Taking the Helm

4.2

Taking the Helm

A unit, a letter, a new start

Thursday and Saturday

By February 1993, I had been an MD for nearly a decade. In medicine, ten years is a long time to remain the fellow who is always “helping” and never quite leading. I was a Reader in Medicine by then—experienced enough to know my way around the wards, yet still functioning as a dependable second-in-command.

The work was steady. The days were full. But somewhere inside, a small restlessness had begun to tap its foot.

The turning point came at a wedding, not in a ward. I was in Pune for the wedding of Sujata Bajaj—Radhakrishnaji Bajaj’s daughter—to Rune Larson. It was February 1993. The hall was buzzing in that familiar Indian way: loud greetings, relatives searching for chairs, photographers shouting instructions, and people eating as if the baraat might snatch away the food.

In the middle of that cheerful chaos, I found a quiet moment with Mr. Dhirubhai Mehta. He had joined the Kasturba Health Society in 1982 and had the rare ability to understand both files and feelings. I decided to be honest with him.

“Dhirubhai,” I said, “I’ve been here for years. I have the degree and the experience. But I’m still working in someone else’s shadow, and it is slowly dampening my zeal. If I don’t get the independence to run a unit, I fear I’ll stop growing.”

He listened without interrupting, the way good administrators sometimes do—silently, but with attention. He didn’t promise anything. He didn’t even say much. But I had a feeling he had heard me properly.

A few weeks later, back in Sevagram, the wheels began to turn.

On March 1, 1993, a notice appeared on the department board: a new unit was being created for me. For a few seconds I felt relieved, almost boyishly pleased. Finally, I thought, a unit of my own.

Then I read the rest.

The administration had divided the department into “Major” and “Minor” units. Units I and II were given two OPD days each. Units III and IV—the newer units—were given only one OPD day each. On paper, it was just a timetable. In real life, it meant something else. In a teaching hospital, patients are our textbooks. Fewer OPD days meant fewer patients, fewer discussions, fewer opportunities for residents to learn by seeing and doing.

A “minor unit” was not a minor thing.

There was another line that made me uncomfortable. The notice said I would share OPD duties with Dr. Ulhas Jajoo—my senior colleague and close friend. To accommodate this new arrangement, Ulhas had been asked to give up one of his OPD days. I stared at the notice for a while, hoping it would rewrite itself out of politeness.

It didn’t.

It felt unfair in two ways. My unit would start with less clinical material, and Ulhas would lose a day despite years of service. I knew the intention was not unkind. It was simply the usual administrative jugglery—three balls in the air and one landing on someone’s head.

I could have accepted it quietly. Many people would have. After all, even a “minor unit” was better than none. But I also knew that if I began my independence by accepting something that didn’t feel right, I would spend the rest of my career adjusting and compromising, and calling it maturity.

That evening, I went home and pulled out my Brother portable typewriter. Its clack-clack-clack filled the room, making my protest sound louder than it actually was. I wrote to our Head of the Department, Dr. O.P. Gupta. I kept the tone respectful and the argument simple. I said the “Major–Minor” divide would breed resentment among junior faculty and create second-class units inside the same department. I also wrote clearly that Ulhas did not deserve to lose an OPD day after serving the institute for so long.
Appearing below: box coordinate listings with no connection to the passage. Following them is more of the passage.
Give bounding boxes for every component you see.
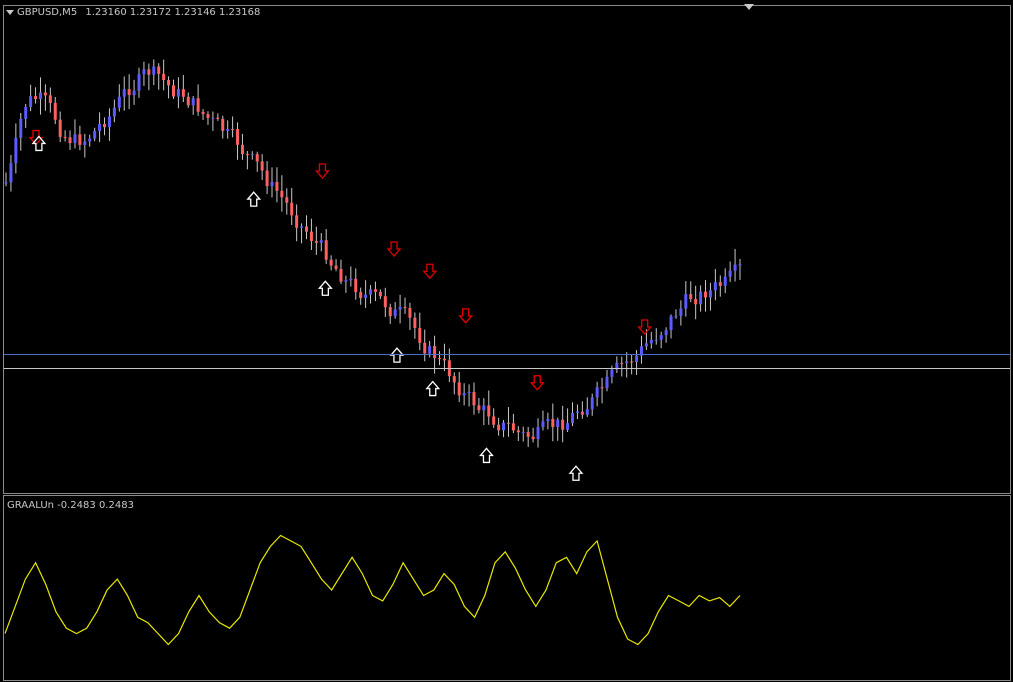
chart-window[interactable]: GBPUSD,M5 1.23160 1.23172 1.23146 1.2316… xyxy=(0,0,1013,682)
main-pane-border xyxy=(3,5,1011,494)
triangle-down-icon[interactable] xyxy=(744,4,754,10)
symbol-label: GBPUSD,M5 xyxy=(17,7,78,18)
indicator-label: GRAALUn -0.2483 0.2483 xyxy=(7,500,134,511)
ohlc-label: 1.23160 1.23172 1.23146 1.23168 xyxy=(85,7,261,18)
ask-line xyxy=(4,368,1010,369)
bid-line xyxy=(4,354,1010,355)
indicator-pane-border xyxy=(3,495,1011,681)
symbol-header: GBPUSD,M5 1.23160 1.23172 1.23146 1.2316… xyxy=(6,7,260,18)
triangle-down-icon[interactable] xyxy=(6,9,14,15)
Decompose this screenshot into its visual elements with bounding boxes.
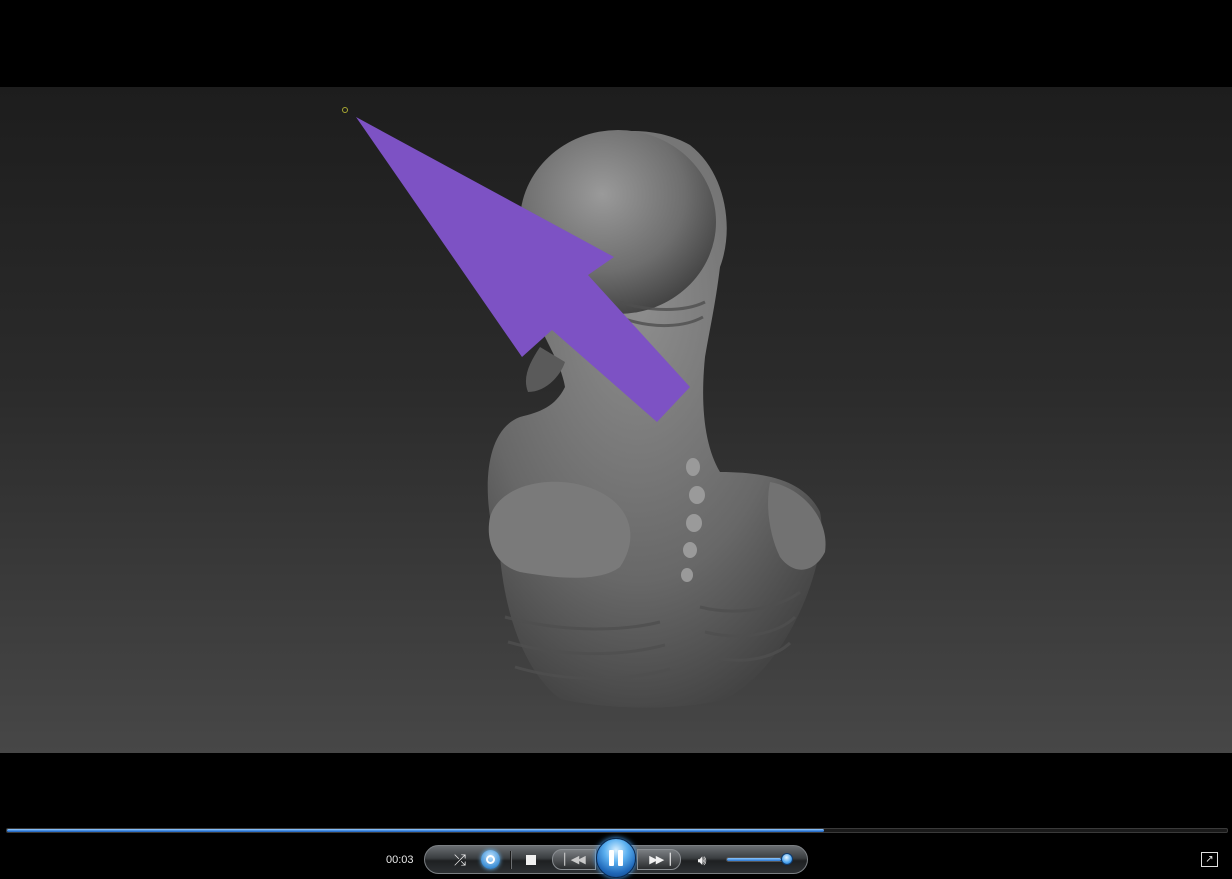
repeat-icon bbox=[486, 855, 495, 864]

Then I suggested a solution that even a tired resident could understand: distribute OPD and indoor work equally across all four units.

After I signed the letter, I sat for a moment, feeling my heartbeat a little too loud for a man who had only typed a page. In medical colleges, questioning a notice is not considered a hobby. It is treated like a mild infection—people watch it carefully.

To my surprise, Dr. Gupta did not take offence. He did not call me in for a scolding, and he did not make me feel like an overconfident junior. He did something far better. That very day, he withdrew the earlier notice and issued a revised one. The “Major” and “Minor” labels disappeared. The work was redistributed evenly. And I was given full independent charge.

My OPD days were fixed: Monday and Thursday. My emergency duty was set for Thursdays and every fourth and fifth Sunday of the month. I read the new roster twice, as if it might vanish if I blinked too hard. It didn’t.

That evening I felt something loosen inside me. I wasn’t just relieved. I was quietly grateful—first to Dhirubhai for listening, and then to Dr. Gupta for responding with fairness instead of ego.

I also learnt a small professional lesson that has stayed with me: competence is important, but sometimes you must speak up—politely, clearly, and on time. If I hadn’t spoken in Pune, and if I hadn’t typed that letter in Sevagram, I would probably have continued doing my work with a smile on the face and a grumble in the heart.

Instead, I finally had a unit of my own to run—and no reason to keep looking over my shoulder.